How is your church celebrating the Reformation this year?
If you’ve been following the news, the 500th Anniversary of the Reformation – the reason the Protestant Church even exists – falls on October 31, 2017.
I’ve always kind of dreaded talking about the Reformation, because there’s only so many times the Martin Luther story can be told – right?
If your church is anything like mine, the choir will sing some really moving songs, ang moh guest speakers might be invited over, and there you may be treated to a special week of messages. Which is all very nice, and proof that we’re quite good at commemorating things.
We often get caught up in all the deep theology and complex Latin phrases that defined the movement, and forget that the Reformation was really all about … God.
But what’s so good about this message, such that countless preachers have been willing to be burnt at the stake for it?
To explain this simply, consider the Five Solas of the Reformation. You can think of them as the five slogans that chiefly defined what the Protestant Church was even protesting about.
Scripture alone, faith alone, grace alone, Christ alone, to the glory of God alone.
Sola scriptura, sola fide, sola gratia, solus Christus, soli deo gloria.
But if you ask me what the protest was really about, my answer would be God.
We often get caught up in all the deep theology and complex Latin phrases that defined the movement, and forget that the Reformation was really all about … God. Not the Reformers per se, and definitely not us.
The Reformation is about a God who took the initiative, even though we spat in His face by refusing to obey, to bring us back into right understanding of Him.
It is about the God who takes pity on us, even as we cling to rituals and traditions that we think can make us right with Him.
It is about the God who shows us the way home, 500 years ago and now.
Only God can lead us home. And only by trusting Him can we find the way. That was the lesson of the Reformation, and it still holds true today.
It baffles me why God would want anything to do with someone like that. When someone turns their back on me, my last instinct is to reach out to them. I’m still in a cold war with a friend who de-friended me for 9 months. (Sinful? Maybe not. Childish? Yes.)
But God did, even back in the Garden of Eden. After Adam and Eve ate the forbidden fruit, Adam ran away and blamed Eve, and Eve blamed the serpent. In contrast, God saw that they really CMI, and held an intervention.
The God who created the whole universe, commands the winds and the waves, and breathed life into man – He reached out first. He didn’t leave an ambiguous trail of gingerbread crumbs, but put up huge neon signboards with arrows pointing the right way.
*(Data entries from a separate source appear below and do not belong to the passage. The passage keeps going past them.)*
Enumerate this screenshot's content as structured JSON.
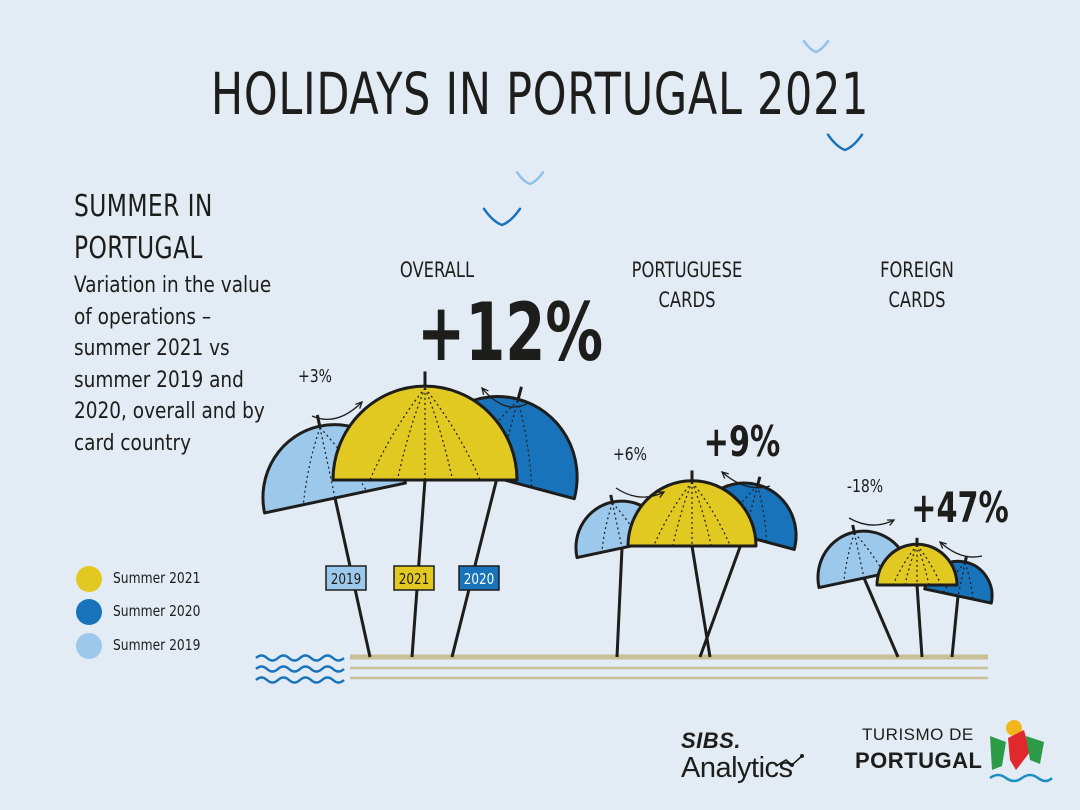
{
  "title": "HOLIDAYS IN PORTUGAL 2021",
  "subtitle": "SUMMER IN PORTUGAL",
  "description": "Variation in the value of operations – summer 2021 vs summer 2019 and 2020, overall and by card country",
  "colors": {
    "summer_2021": "#e2c922",
    "summer_2020": "#1873ba",
    "summer_2019": "#9cc8ec",
    "background": "#e3ebf4",
    "sand": "#c8bf96",
    "water": "#1873ba",
    "birds_dark": "#1873ba",
    "birds_light": "#8ec2ea"
  },
  "legend": [
    {
      "label": "Summer 2021",
      "color": "#e2c922"
    },
    {
      "label": "Summer 2020",
      "color": "#1873ba"
    },
    {
      "label": "Summer 2019",
      "color": "#9cc8ec"
    }
  ],
  "chart_data": {
    "type": "pictogram",
    "title": "HOLIDAYS IN PORTUGAL 2021",
    "subtitle": "SUMMER IN PORTUGAL",
    "series_names": [
      "Summer 2019",
      "Summer 2020",
      "Summer 2021"
    ],
    "year_tags": [
      "2019",
      "2021",
      "2020"
    ],
    "categories": [
      {
        "name": "OVERALL",
        "vs_2019_label": "+3%",
        "vs_2019": 3,
        "vs_2020_label": "+12%",
        "vs_2020": 12
      },
      {
        "name": "PORTUGUESE CARDS",
        "vs_2019_label": "+6%",
        "vs_2019": 6,
        "vs_2020_label": "+9%",
        "vs_2020": 9
      },
      {
        "name": "FOREIGN CARDS",
        "vs_2019_label": "-18%",
        "vs_2019": -18,
        "vs_2020_label": "+47%",
        "vs_2020": 47
      }
    ]
  },
  "logos": {
    "sibs_name": "SIBS.",
    "sibs_sub": "Analytics",
    "turismo_line1": "TURISMO DE",
    "turismo_line2": "PORTUGAL"
  }
}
“Very rarely will anyone die for a righteous person, though for a good person someone might possibly dare to die. But God demonstrates his own love for us in this: While we were still sinners, Christ died for us.” (Romans 5:7-8)
We may think we’re not quite as bad as the Church was 500 years ago.
We tell ourselves there is still goodness in this generation, and we have the wisdom of the Reformers to stand on. We think we can find our way back.
But the fact is, we can’t. Only God can lead us home. And only by trusting Him can we find the way. That was the lesson of the Reformation, and it still holds true today.
Exactly 500 years ago, the Reformers wrestled with Scripture. Now, 500 years later, dare we wrestle with Scripture and be honest with ourselves, about if what we believe holds absolutely true to the unchanging Truth?